Ich muss ein bisschen schmunzeln, während ich das hier tippe, denn in diesem Satz steckt wirklich maximal viel Klischee: Aber ja, wir Deutschen lieben es, uns zu beschweren. Am allerliebsten über das Wetter.
Ich versuche zwar, nicht ständig mitzumeckern, aber ganz gelingt mir das natürlich auch nicht. Manchmal muss man einfach kurz übers Wetter schimpfen. Und Hallelujah, hatten wir in diesem Jahr bislang ein ziemliches Reisewetterpech.
Da war der Januar in Portugal mit zwei Wochen Dauerregen. Der Februar in London, ebenfalls grau und nass. Und dann noch diverse Fotografieprojekte in Deutschland und Österreich, bei denen Regen gefühlt ungebetener Dauergast war.
Aber (und darum soll es hier heute eigentlich gehen) es gab eben auch das genaue Gegenteil.
Vor kurzem waren wir für eine Frühlings-Fotoproduktion in Südtirol. Die Wettervorhersage sah alles andere als vielversprechend aus.
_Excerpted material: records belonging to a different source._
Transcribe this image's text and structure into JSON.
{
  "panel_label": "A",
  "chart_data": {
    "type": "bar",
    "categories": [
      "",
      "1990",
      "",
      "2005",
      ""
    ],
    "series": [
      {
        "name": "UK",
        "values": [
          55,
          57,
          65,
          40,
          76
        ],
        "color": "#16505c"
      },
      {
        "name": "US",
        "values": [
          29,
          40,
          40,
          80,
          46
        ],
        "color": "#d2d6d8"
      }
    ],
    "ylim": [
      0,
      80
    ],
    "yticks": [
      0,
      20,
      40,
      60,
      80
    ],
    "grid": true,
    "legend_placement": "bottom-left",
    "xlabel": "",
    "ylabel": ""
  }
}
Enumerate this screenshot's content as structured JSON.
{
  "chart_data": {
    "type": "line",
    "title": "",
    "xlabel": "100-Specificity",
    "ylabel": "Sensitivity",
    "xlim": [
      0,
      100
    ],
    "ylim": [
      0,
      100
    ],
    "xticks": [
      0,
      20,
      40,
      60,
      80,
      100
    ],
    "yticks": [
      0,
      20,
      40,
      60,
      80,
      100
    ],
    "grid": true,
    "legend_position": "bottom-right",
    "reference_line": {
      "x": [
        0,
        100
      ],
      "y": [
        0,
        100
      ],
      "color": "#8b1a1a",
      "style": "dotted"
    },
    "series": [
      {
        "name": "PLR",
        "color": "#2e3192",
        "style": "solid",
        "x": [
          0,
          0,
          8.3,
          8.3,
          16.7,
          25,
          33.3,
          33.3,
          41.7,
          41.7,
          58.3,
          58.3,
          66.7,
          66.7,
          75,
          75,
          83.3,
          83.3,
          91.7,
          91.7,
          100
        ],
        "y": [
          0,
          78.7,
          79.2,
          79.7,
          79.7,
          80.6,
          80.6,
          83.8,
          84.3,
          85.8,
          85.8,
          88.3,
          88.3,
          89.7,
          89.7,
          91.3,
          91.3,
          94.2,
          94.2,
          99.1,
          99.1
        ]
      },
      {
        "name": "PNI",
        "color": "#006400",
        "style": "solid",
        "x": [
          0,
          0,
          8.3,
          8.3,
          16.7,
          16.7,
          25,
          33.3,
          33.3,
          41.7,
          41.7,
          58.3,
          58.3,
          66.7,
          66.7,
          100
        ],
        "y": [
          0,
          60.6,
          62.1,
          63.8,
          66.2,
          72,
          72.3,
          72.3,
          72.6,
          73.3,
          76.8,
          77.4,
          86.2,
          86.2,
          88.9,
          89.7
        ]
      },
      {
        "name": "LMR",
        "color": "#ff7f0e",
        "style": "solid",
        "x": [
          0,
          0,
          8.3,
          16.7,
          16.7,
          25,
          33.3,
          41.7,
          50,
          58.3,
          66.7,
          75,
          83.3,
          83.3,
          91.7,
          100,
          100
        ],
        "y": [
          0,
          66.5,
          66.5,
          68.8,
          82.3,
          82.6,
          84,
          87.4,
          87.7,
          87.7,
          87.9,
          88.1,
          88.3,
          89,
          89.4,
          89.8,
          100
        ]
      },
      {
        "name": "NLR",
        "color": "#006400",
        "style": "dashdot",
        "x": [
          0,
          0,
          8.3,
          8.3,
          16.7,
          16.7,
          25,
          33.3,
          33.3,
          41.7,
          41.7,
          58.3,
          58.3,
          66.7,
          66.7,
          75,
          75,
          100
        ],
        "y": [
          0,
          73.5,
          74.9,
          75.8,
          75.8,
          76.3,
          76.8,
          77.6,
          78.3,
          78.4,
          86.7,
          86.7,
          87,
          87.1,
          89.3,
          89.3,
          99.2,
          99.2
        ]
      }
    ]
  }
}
Wir hatten zwei volle Produktionstage eingeplant und bangten ziemlich um die sonnige, leichte Stimmung, die wir für die gewünschten Motive so dringend brauchten.
Long story short: Am Ende hatten wir zwei Tage Sonne satt. Wir konnten die schönsten frühlingshaften Motive fotografieren, inklusive Eis in der Sonne, goldenem Licht und genau dieser Leichtigkeit, die wir uns erhofft hatten. Und keine halbe Stunde nach dem letzten Motiv begann der schlimmste Schneeregen, den man sich nur vorstellen kann. Was hatten wir bitte für ein Wetterglück!
Noch schöner war es vergangene Woche auf Menorca. Wir waren uns zunächst unsicher, ob April wirklich die richtige Reisezeit für die Insel ist. Menorcas Klima ist stark von Winden geprägt, und anders als auf Mallorca kann es dort deshalb schnell mal etwas kühler und ungemütlicher werden – gerade im Frühling.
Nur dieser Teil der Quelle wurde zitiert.